Engoli em seco. O nome de Kadir queimava na minha garganta. Mas ele tinha razão… Baran confiava na família dele. E se ele… e se ele achasse que eu estava exagerando?

— Era só… sobre o contrato. — menti. Ou quase. — Você ainda quer…?

Ele soltou uma risada baixa, meio surpresa.

— Isadora, eu nunca tive dúvidas.

— Nunca? E as mulheres que andou, lindas, influentes, estudadas — olhei para ele.

— Nunca. Daqui a cinco meses, você faz dezoito. E se você disser que quer… nós casamos. De verdade, não tem ninguém na minha vida, nada do passado importa, e desde o dia que te conheci mantive isso, mesmo sem saber se ia dar certo, ou não.

Virei o rosto para janela, tentando processar o peso daquela promessa.

Casamento. Vida. Ele.

Era tudo o que eu queria. Mas também…

— Dory? — a voz dele quebrou o silêncio de novo.

Ele encostou o carro no acostamento, desligando o motor.

O calor do dia entrava leve pela janela entreaberta.

— O que você quer? — ele me olhava com aqueles olhos escuros e certos. — Se não quiser o casamento… eu entendo. Não quero que se sinta presa a mim.

Virei para ele, surpresa.

— Não é isso. Eu quero. Quero, sim…

Ele franziu levemente a testa.

— Então?

Suspirei.

— Só estou nervosa, Baran. É o fim do contrato. A única coisa que me manteve aqui por três anos.
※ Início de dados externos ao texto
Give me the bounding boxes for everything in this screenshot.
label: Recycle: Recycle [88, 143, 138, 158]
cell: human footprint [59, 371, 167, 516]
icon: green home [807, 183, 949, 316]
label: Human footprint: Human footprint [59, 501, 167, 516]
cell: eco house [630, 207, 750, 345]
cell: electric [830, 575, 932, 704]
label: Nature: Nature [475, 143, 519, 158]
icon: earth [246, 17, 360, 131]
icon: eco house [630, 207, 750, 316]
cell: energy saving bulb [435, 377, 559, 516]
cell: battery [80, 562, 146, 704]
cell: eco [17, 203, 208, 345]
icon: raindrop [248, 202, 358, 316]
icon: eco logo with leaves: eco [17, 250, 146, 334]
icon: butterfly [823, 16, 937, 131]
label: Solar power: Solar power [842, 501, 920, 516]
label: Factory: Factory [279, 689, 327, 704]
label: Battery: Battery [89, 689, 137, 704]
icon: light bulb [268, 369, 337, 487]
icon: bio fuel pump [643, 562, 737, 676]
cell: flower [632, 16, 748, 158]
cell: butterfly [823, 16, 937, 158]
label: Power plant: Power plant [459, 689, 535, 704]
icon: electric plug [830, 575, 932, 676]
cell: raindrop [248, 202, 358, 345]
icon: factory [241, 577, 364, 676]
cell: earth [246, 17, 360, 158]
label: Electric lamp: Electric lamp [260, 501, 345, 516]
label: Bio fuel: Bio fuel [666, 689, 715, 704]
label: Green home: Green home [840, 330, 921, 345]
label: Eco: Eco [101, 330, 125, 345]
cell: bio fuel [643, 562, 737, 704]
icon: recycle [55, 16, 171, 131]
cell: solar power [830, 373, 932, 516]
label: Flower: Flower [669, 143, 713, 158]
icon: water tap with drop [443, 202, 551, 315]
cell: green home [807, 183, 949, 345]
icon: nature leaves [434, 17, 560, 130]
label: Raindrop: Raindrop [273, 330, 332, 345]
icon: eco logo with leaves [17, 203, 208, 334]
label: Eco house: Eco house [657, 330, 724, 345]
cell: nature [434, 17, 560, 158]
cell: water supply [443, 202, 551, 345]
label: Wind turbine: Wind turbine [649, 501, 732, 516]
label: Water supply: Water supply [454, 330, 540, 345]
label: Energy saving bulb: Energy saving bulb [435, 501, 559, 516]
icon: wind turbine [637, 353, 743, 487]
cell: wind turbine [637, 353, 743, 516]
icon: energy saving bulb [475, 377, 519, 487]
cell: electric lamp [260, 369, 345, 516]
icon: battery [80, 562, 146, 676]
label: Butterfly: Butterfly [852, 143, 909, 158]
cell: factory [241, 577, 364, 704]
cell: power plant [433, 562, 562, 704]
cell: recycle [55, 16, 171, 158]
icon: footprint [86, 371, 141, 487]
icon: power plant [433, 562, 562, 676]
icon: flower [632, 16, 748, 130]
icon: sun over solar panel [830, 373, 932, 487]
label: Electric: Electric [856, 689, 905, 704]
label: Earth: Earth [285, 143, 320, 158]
Quando acabar… se você mudasse de ideia, ou se algo acontecesse… eu ficaria sozinha, minha irmã está bem, Giulia também, não quero ser um peso para ninguém.

Ele soltou o cinto, se inclinando até segurar meu queixo com os dedos fortes e quentes.

— Isadora. Você nunca mais vai estar sozinha. Nem se quiser.

— Mas e se…

— Mesmo que o mundo desabe, você tem meu nome, minha casa, meu amor e minha proteção.

— Eu só queria ter certeza…

— Então ouve isso agora, Dory… — sua voz era grave, quase uma promessa feita em mármore — você é minha. E vai continuar sendo. O contrato foi só a desculpa. O motivo, sempre foi você.

Meus olhos marejaram.

Mas eu só assenti.

E por alguns minutos, Baran apenas ficou ali, me olhando, enquanto minha mente implorava para contar sobre Kadir.

Mas eu ainda não conseguia.

O medo… ainda gritava mais alto que a coragem.